One consequence of this “anti-corruption” purge is a more hawkish foreign policy. MBS, a main architect of the Saudi-led war against Yemen, intends to intensify the country’s “cold war” against Iran. Saudi Arabia’s military intervention in Yemen—a proxy war against Iran—began in 2015 and has claimed the lives of more than 10,000 Yemenis. Saudi Arabia’s population is generally supportive of aggressive policies toward Iran. But alienating the Kingdom’s Shia community or a direct military confrontation with Iran could increase risks to oil production in both countries. Most oil fields in Saudi Arabia, OPEC’s top producer with capacity of 12.5 million barrels per day (mbd), are located in the Eastern Province, home to the country’s Shia community. Iran, emboldened by its growing influence in the region, is OPEC’s third top producer at 3.8 mbd. Combined, the two countries make up approximately 17 percent of the world’s crude output. The tension between the two major producers is likely to put upward pressure on oil prices and threaten stable supplies.

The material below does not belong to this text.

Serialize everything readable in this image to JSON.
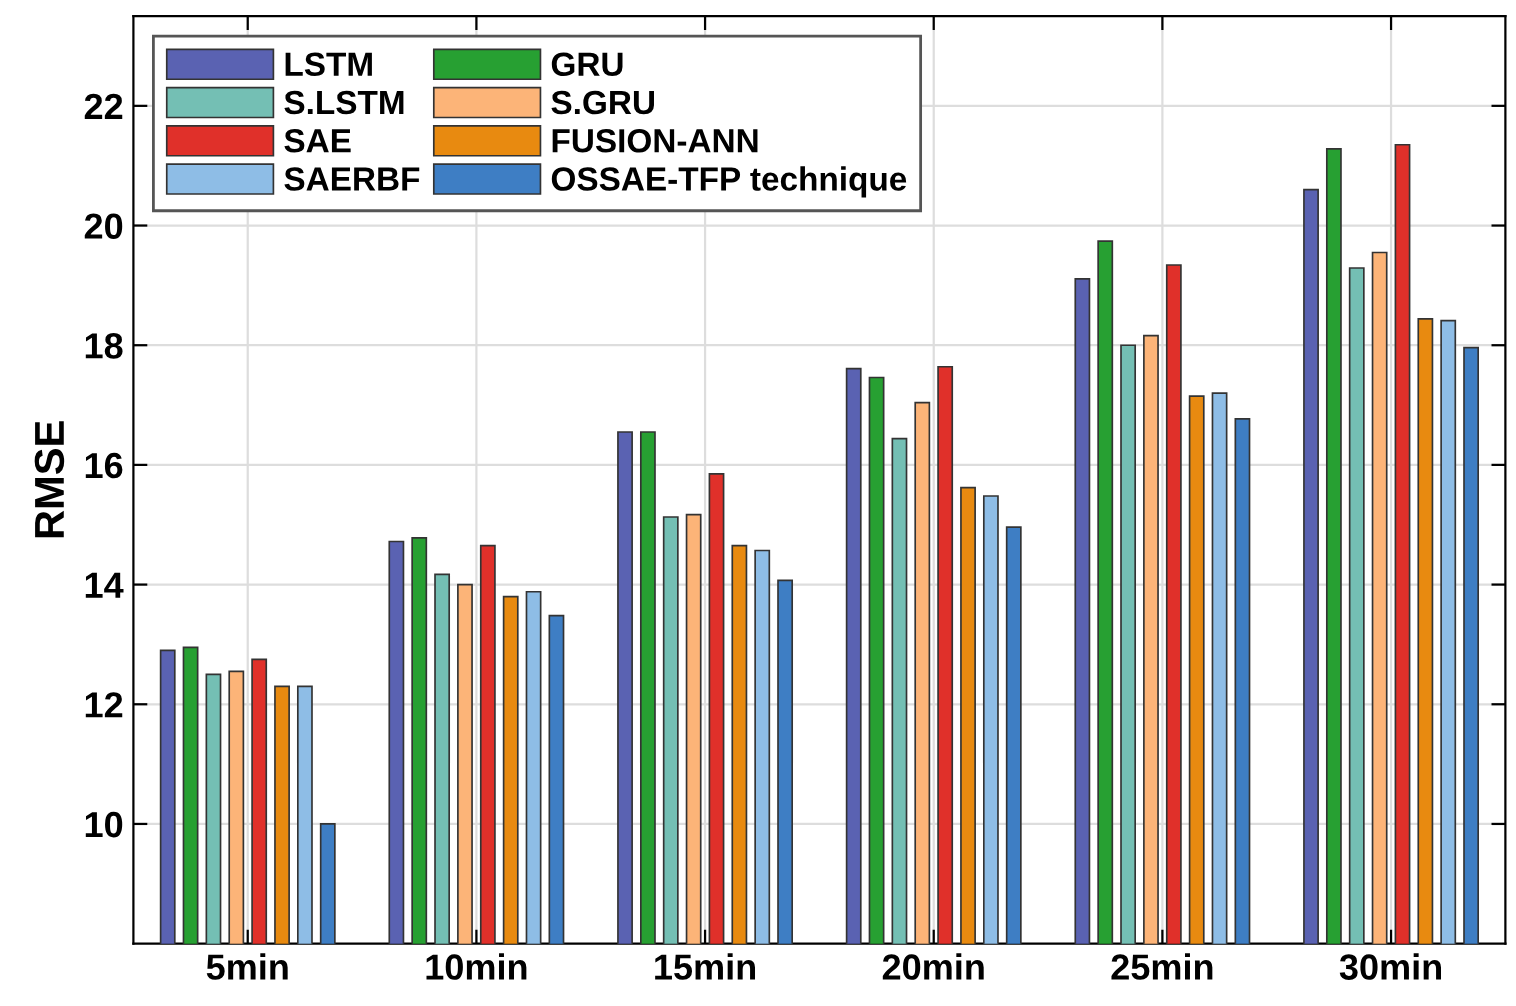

One other key concern from the weekend’s events is the pace of economic reform in Saudi Arabia. MBS has repeatedly stated his intention to liberalize the country’s economy by reducing its dependence on oil revenues, scrapping energy subsidies, and opening state-owned Aramco to outside investors. But reform is always rocky, and Saudi Arabia is struggling to move forward.

The regime has already reversed itself on several reforms, particularly regarding household electricity prices, and it may slow some of its harshest subsidy reforms to limit discontent and support the economy. Saudi Arabia also has yet to find an exchange to list Aramco’s initial public offering, which the Saudis hope to launch next year. The reforms are occurring against the backdrop of a sluggish economy, declining financial reserve assets, and higher fiscal deficits. Although most of the population currently seems content with MBS’ leadership and vision, ongoing economic stagnation is likely to lead to social unrest and heightened political turmoil.

With the U.S.’s national security and economic well-being highly vulnerable to instability in Saudi Arabia and the Middle East, measures to strengthen energy security and reduce oil dependence to fight acute threats are increasingly imperative.

The Saudi purge of prominent royals, ministers, and businessmen may continue, as more were arrested on Monday, confirming that the country is entering an unpredictable period of political instability. Oil prices edged higher on recent events, with ICE Brent rising to $64 per barrel—but momentum from OPEC’s production cut and strong demand growth are the factors currently providing support.

With the U.S.’s national security and economic well-being highly vulnerable to instability in Saudi Arabia and the Middle East, measures to strengthen energy security and reduce oil dependence to fight acute threats are increasingly imperative—and this week’s moves in Congress to eliminate tax credits for electric vehicles come at a time when the need for transportation alternatives are increasingly obvious. Bolstering fuel economy, breaking petroleum’s monopoly in the transportation sector through advanced transportation fuels such as electricity and natural gas, and increasing domestic production should be top priorities to reduce the U.S.’s exposure to the unfree, unfair, and volatile oil market that is dominated by Saudi Arabia.